(Harvest, 1979)
Swansong of Gilbert-Newman-Lewis-Gotobed calls time on Golden Decade of UK art rock.
When Wire convened (or rather de-convened, of which more later) to record their third album for Harvest, they were not the united front that had annexed art-punk all for their very own with their scabrous 1977 debut, Pink Flag, and the following year's cubist-pop masterpiece Chairs Missing. Buying themselves onto a tour with Roxy Music hadn't helped, and the vision of this once-vital group reduced to the Ferry-centric lounge lizardry of Manifesto had sown more seeds of existential discomfort. Wire's way of working had become more fractured, too, alienated from itself, and yet the resultant dislocation and froideur made for thrilling avant-pop. Though Wire worked in shifts, The White Album this ain't, and the band's personalities are seen in fascinating combinations, perfectly encapsulated in the bookish new wave of Map Ref. 41°N 93°W, where Graham Lewis's Borgesian lyric ("a deep breath of submission had begun") is artfully shoehorned into an almost sprightly melody and typical art-urchin vocal by Colin Newman.
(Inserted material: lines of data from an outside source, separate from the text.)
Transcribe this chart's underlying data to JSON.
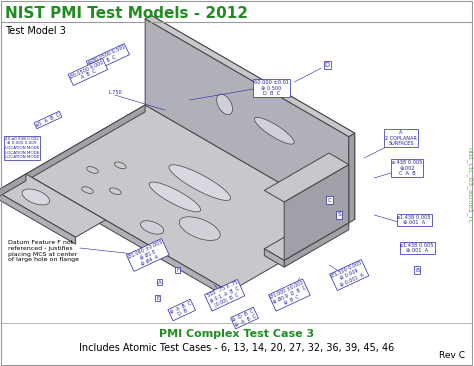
{
  "title": "NIST PMI Test Models - 2012",
  "title_color": "#228B22",
  "title_fontsize": 11,
  "subtitle": "Test Model 3",
  "subtitle_fontsize": 7,
  "footer_line1": "PMI Complex Test Case 3",
  "footer_line1_color": "#228B22",
  "footer_line1_fontsize": 8,
  "footer_line2": "Includes Atomic Test Cases - 6, 13, 14, 20, 27, 32, 36, 39, 45, 46",
  "footer_line2_fontsize": 7,
  "rev_text": "Rev C",
  "rev_fontsize": 6.5,
  "watermark_text": "nist_ctc_03_asme1_rc",
  "watermark_fontsize": 5,
  "bg_color": "#FFFFFF",
  "border_color": "#999999",
  "part_color_top": "#C8C8CC",
  "part_color_front": "#B0B0B8",
  "part_color_side": "#A0A0A8",
  "part_color_dark": "#909098",
  "part_edge_color": "#444444",
  "annotation_color": "#2222AA",
  "annotation_fontsize": 3.8,
  "note_text": "Datum Feature F not\nreferenced - justifies\nplacing MCS at center\nof large hole on flange",
  "note_fontsize": 4.5
}
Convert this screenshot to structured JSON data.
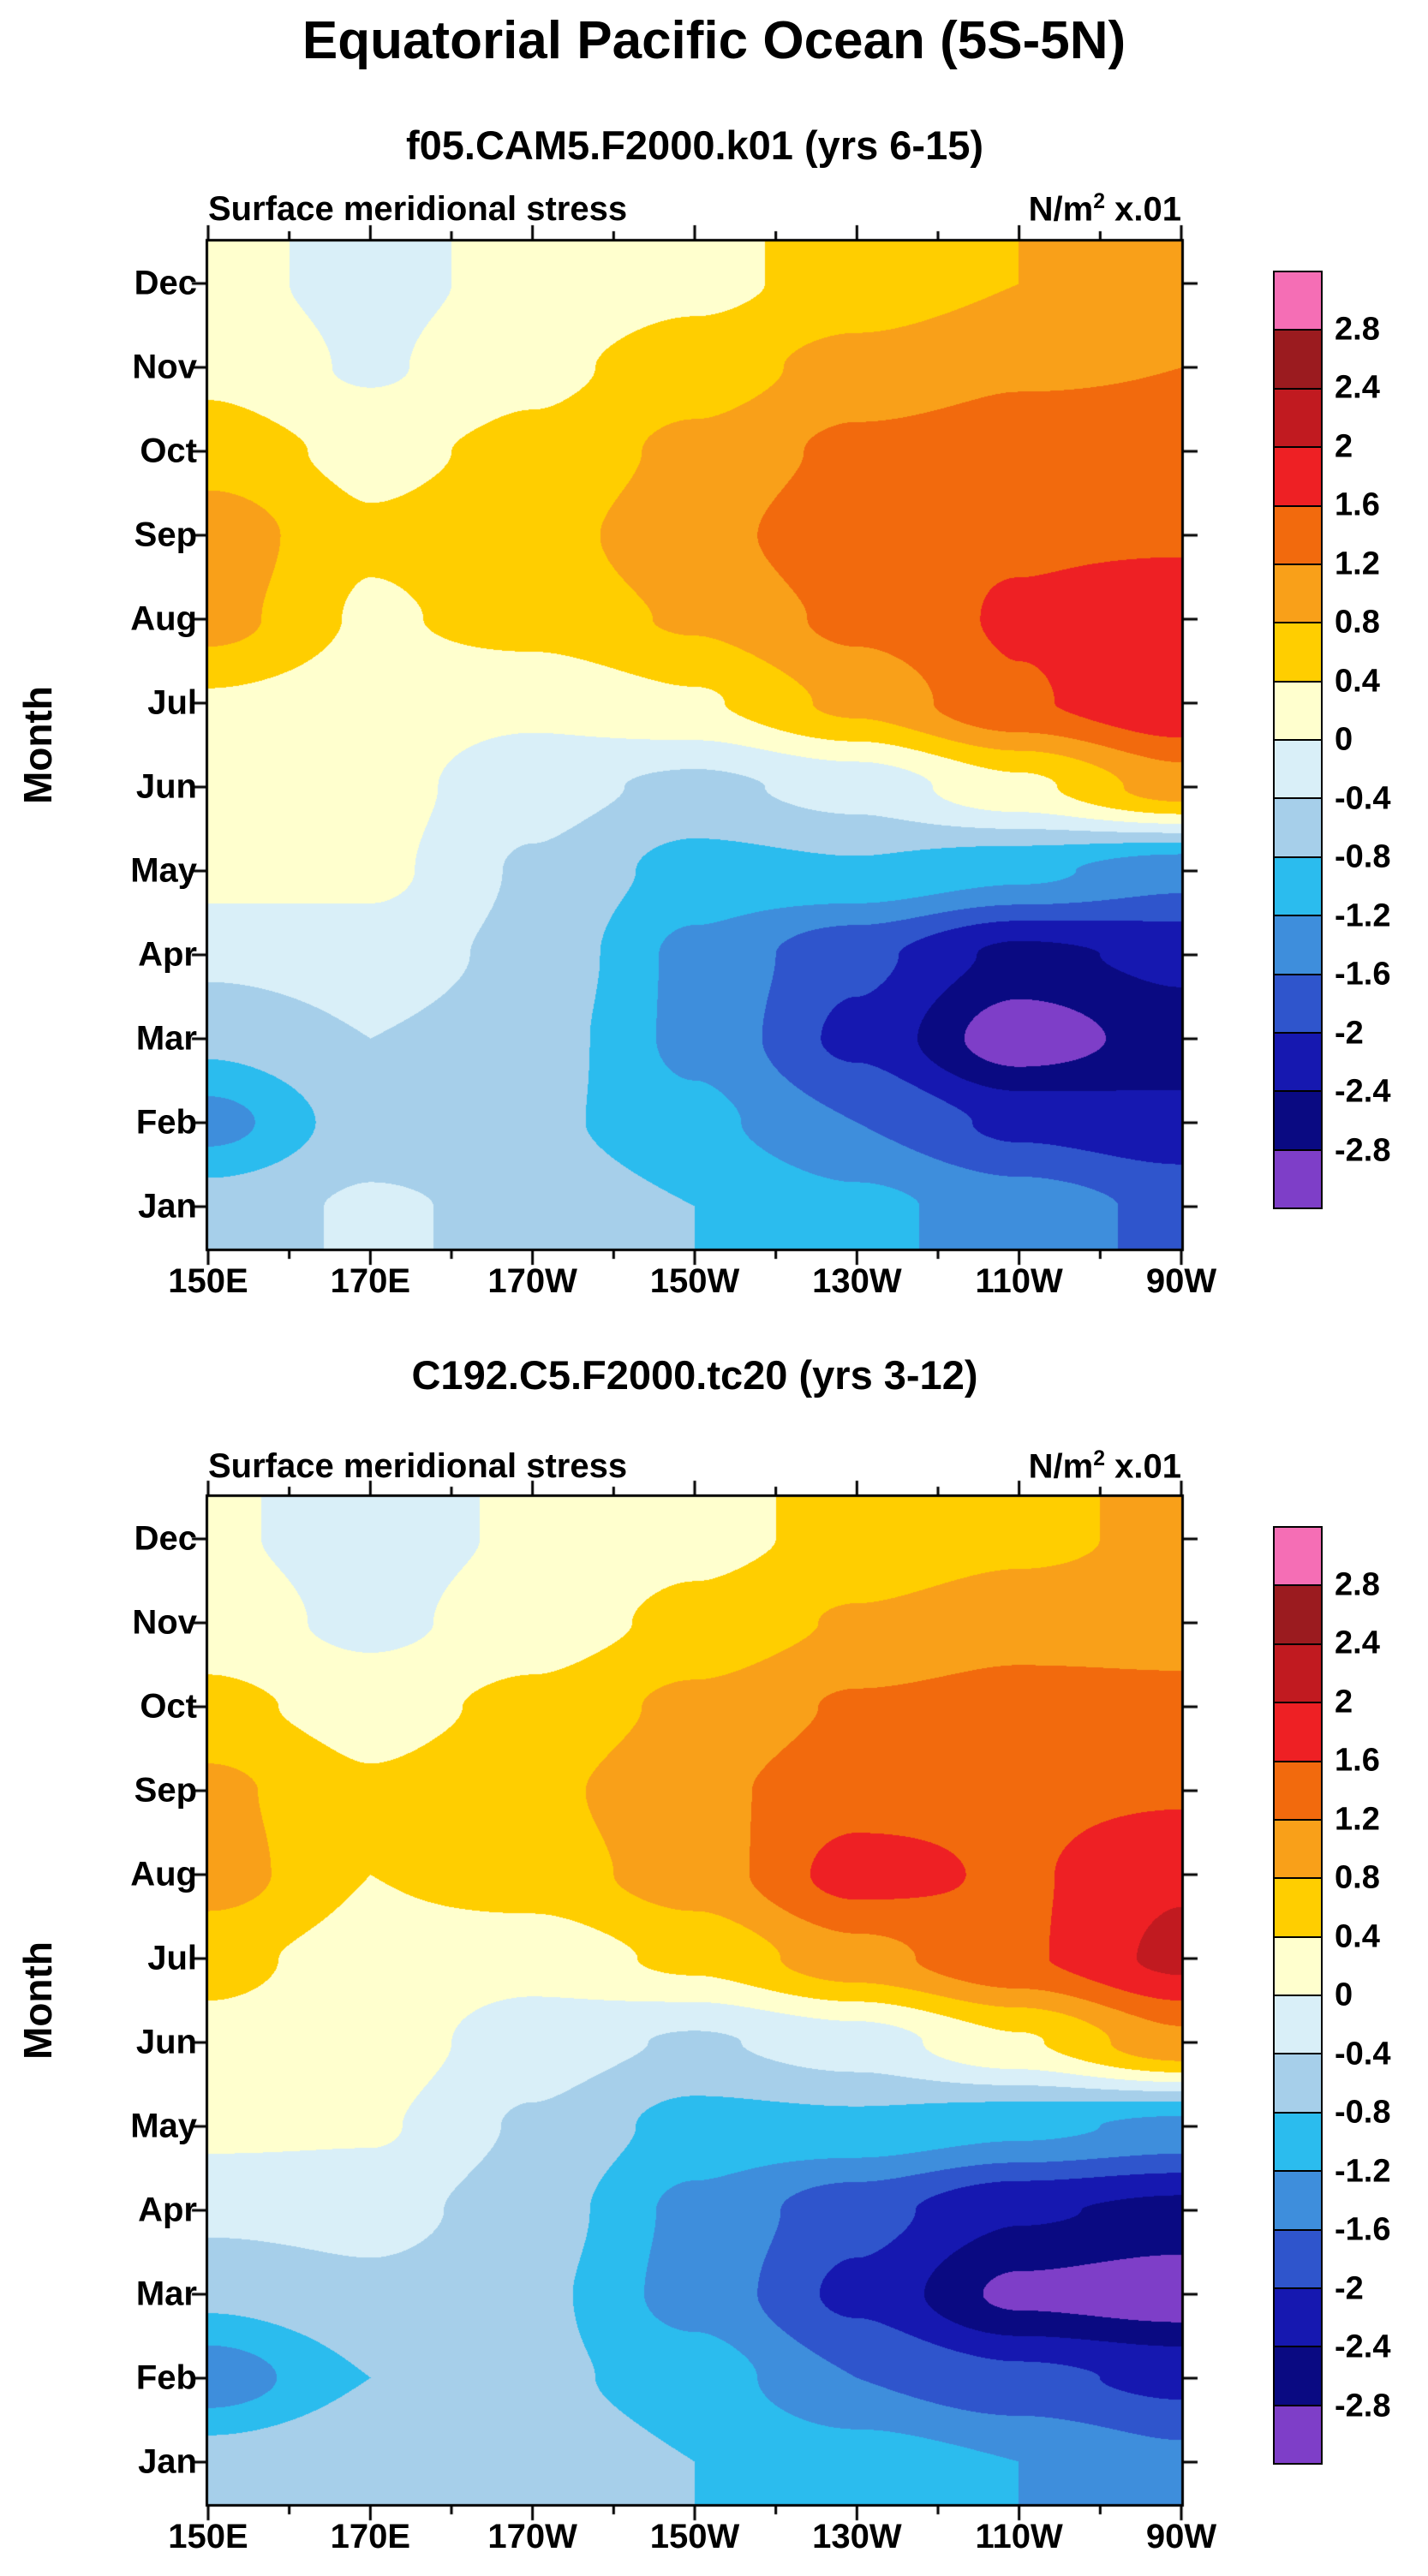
{
  "main_title": "Equatorial Pacific Ocean (5S-5N)",
  "axes": {
    "y_title": "Month",
    "x_tick_labels": [
      "150E",
      "170E",
      "170W",
      "150W",
      "130W",
      "110W",
      "90W"
    ],
    "y_tick_labels_bottom_to_top": [
      "Jan",
      "Feb",
      "Mar",
      "Apr",
      "May",
      "Jun",
      "Jul",
      "Aug",
      "Sep",
      "Oct",
      "Nov",
      "Dec"
    ]
  },
  "colorbar": {
    "labels_top_to_bottom": [
      "2.8",
      "2.4",
      "2",
      "1.6",
      "1.2",
      "0.8",
      "0.4",
      "0",
      "-0.4",
      "-0.8",
      "-1.2",
      "-1.6",
      "-2",
      "-2.4",
      "-2.8"
    ],
    "levels_ascending": [
      -2.8,
      -2.4,
      -2,
      -1.6,
      -1.2,
      -0.8,
      -0.4,
      0,
      0.4,
      0.8,
      1.2,
      1.6,
      2,
      2.4,
      2.8
    ],
    "colors_ascending": [
      "#7E3EC8",
      "#0A0A82",
      "#1618B0",
      "#2F55CC",
      "#3E8EDC",
      "#2BBCEE",
      "#A6CFEA",
      "#D9EFF8",
      "#FFFFCE",
      "#FFCE00",
      "#F9A019",
      "#F26A0D",
      "#EE2024",
      "#C11A20",
      "#9B1B1F",
      "#F56EB5"
    ]
  },
  "panels": [
    {
      "subtitle": "f05.CAM5.F2000.k01 (yrs 6-15)",
      "field_label": "Surface meridional stress",
      "units_prefix": "N/m",
      "units_sup": "2",
      "units_suffix": " x.01"
    },
    {
      "subtitle": "C192.C5.F2000.tc20 (yrs 3-12)",
      "field_label": "Surface meridional stress",
      "units_prefix": "N/m",
      "units_sup": "2",
      "units_suffix": " x.01"
    }
  ],
  "chart_data": [
    {
      "type": "heatmap",
      "title": "f05.CAM5.F2000.k01 (yrs 6-15)",
      "field": "Surface meridional stress",
      "units": "N/m2 x.01",
      "x_categories": [
        "150E",
        "170E",
        "170W",
        "150W",
        "130W",
        "110W",
        "90W"
      ],
      "y_categories_bottom_to_top": [
        "Jan",
        "Feb",
        "Mar",
        "Apr",
        "May",
        "Jun",
        "Jul",
        "Aug",
        "Sep",
        "Oct",
        "Nov",
        "Dec"
      ],
      "contour_levels": [
        -2.8,
        -2.4,
        -2,
        -1.6,
        -1.2,
        -0.8,
        -0.4,
        0,
        0.4,
        0.8,
        1.2,
        1.6,
        2,
        2.4,
        2.8
      ],
      "values_rows_jan_to_dec": [
        [
          -0.6,
          -0.35,
          -0.5,
          -0.8,
          -1.1,
          -1.4,
          -1.7
        ],
        [
          -1.35,
          -0.6,
          -0.7,
          -1.1,
          -1.6,
          -2.1,
          -2.3
        ],
        [
          -0.7,
          -0.4,
          -0.6,
          -1.3,
          -2.1,
          -3.05,
          -2.6
        ],
        [
          -0.3,
          -0.2,
          -0.5,
          -1.3,
          -1.9,
          -2.5,
          -2.3
        ],
        [
          0.15,
          0.1,
          -0.45,
          -0.95,
          -0.85,
          -1.1,
          -1.45
        ],
        [
          0.25,
          0.15,
          -0.25,
          -0.5,
          -0.25,
          0.3,
          1.0
        ],
        [
          0.35,
          0.2,
          0.1,
          0.35,
          0.9,
          1.55,
          1.95
        ],
        [
          0.95,
          0.35,
          0.55,
          0.85,
          1.3,
          1.65,
          1.85
        ],
        [
          1.05,
          0.45,
          0.65,
          1.05,
          1.5,
          1.55,
          1.55
        ],
        [
          0.6,
          0.3,
          0.5,
          0.9,
          1.3,
          1.4,
          1.35
        ],
        [
          0.3,
          -0.05,
          0.3,
          0.6,
          0.95,
          1.15,
          1.2
        ],
        [
          0.1,
          -0.1,
          0.1,
          0.3,
          0.55,
          0.8,
          1.0
        ]
      ]
    },
    {
      "type": "heatmap",
      "title": "C192.C5.F2000.tc20 (yrs 3-12)",
      "field": "Surface meridional stress",
      "units": "N/m2 x.01",
      "x_categories": [
        "150E",
        "170E",
        "170W",
        "150W",
        "130W",
        "110W",
        "90W"
      ],
      "y_categories_bottom_to_top": [
        "Jan",
        "Feb",
        "Mar",
        "Apr",
        "May",
        "Jun",
        "Jul",
        "Aug",
        "Sep",
        "Oct",
        "Nov",
        "Dec"
      ],
      "contour_levels": [
        -2.8,
        -2.4,
        -2,
        -1.6,
        -1.2,
        -0.8,
        -0.4,
        0,
        0.4,
        0.8,
        1.2,
        1.6,
        2,
        2.4,
        2.8
      ],
      "values_rows_jan_to_dec": [
        [
          -0.6,
          -0.4,
          -0.5,
          -0.8,
          -1.0,
          -1.2,
          -1.5
        ],
        [
          -1.45,
          -0.8,
          -0.7,
          -1.0,
          -1.6,
          -1.9,
          -2.1
        ],
        [
          -0.7,
          -0.5,
          -0.7,
          -1.35,
          -2.1,
          -2.9,
          -3.05
        ],
        [
          -0.3,
          -0.25,
          -0.6,
          -1.3,
          -1.85,
          -2.35,
          -2.5
        ],
        [
          0.1,
          0.05,
          -0.45,
          -0.95,
          -0.9,
          -1.1,
          -1.3
        ],
        [
          0.3,
          0.2,
          -0.2,
          -0.45,
          -0.2,
          0.35,
          1.1
        ],
        [
          0.5,
          0.25,
          0.15,
          0.5,
          1.05,
          1.55,
          2.1
        ],
        [
          1.0,
          0.4,
          0.6,
          1.0,
          1.75,
          1.55,
          1.95
        ],
        [
          0.9,
          0.45,
          0.7,
          1.1,
          1.45,
          1.5,
          1.55
        ],
        [
          0.5,
          0.25,
          0.5,
          0.9,
          1.25,
          1.35,
          1.3
        ],
        [
          0.2,
          -0.1,
          0.2,
          0.5,
          0.85,
          1.05,
          1.05
        ],
        [
          0.05,
          -0.15,
          0.05,
          0.3,
          0.5,
          0.7,
          0.9
        ]
      ]
    }
  ]
}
Elsewhere, the gothic toll of Lewis's I Should Have Known Better ("I haven't found a measure yet to / Calibrate my displeasure yet") defines the uneasy tone (what on earth were they reading) while faint echoes of Bowie-Eno, Pete Brown and Alex Harvey seem to call time on the golden decade of British art rock. 154 held a mirror up to life, then broke it, and while the press reviews sounded a note of universal acclamation, it was also the death knell of Wire's fecund first phase. They would be back, but changed.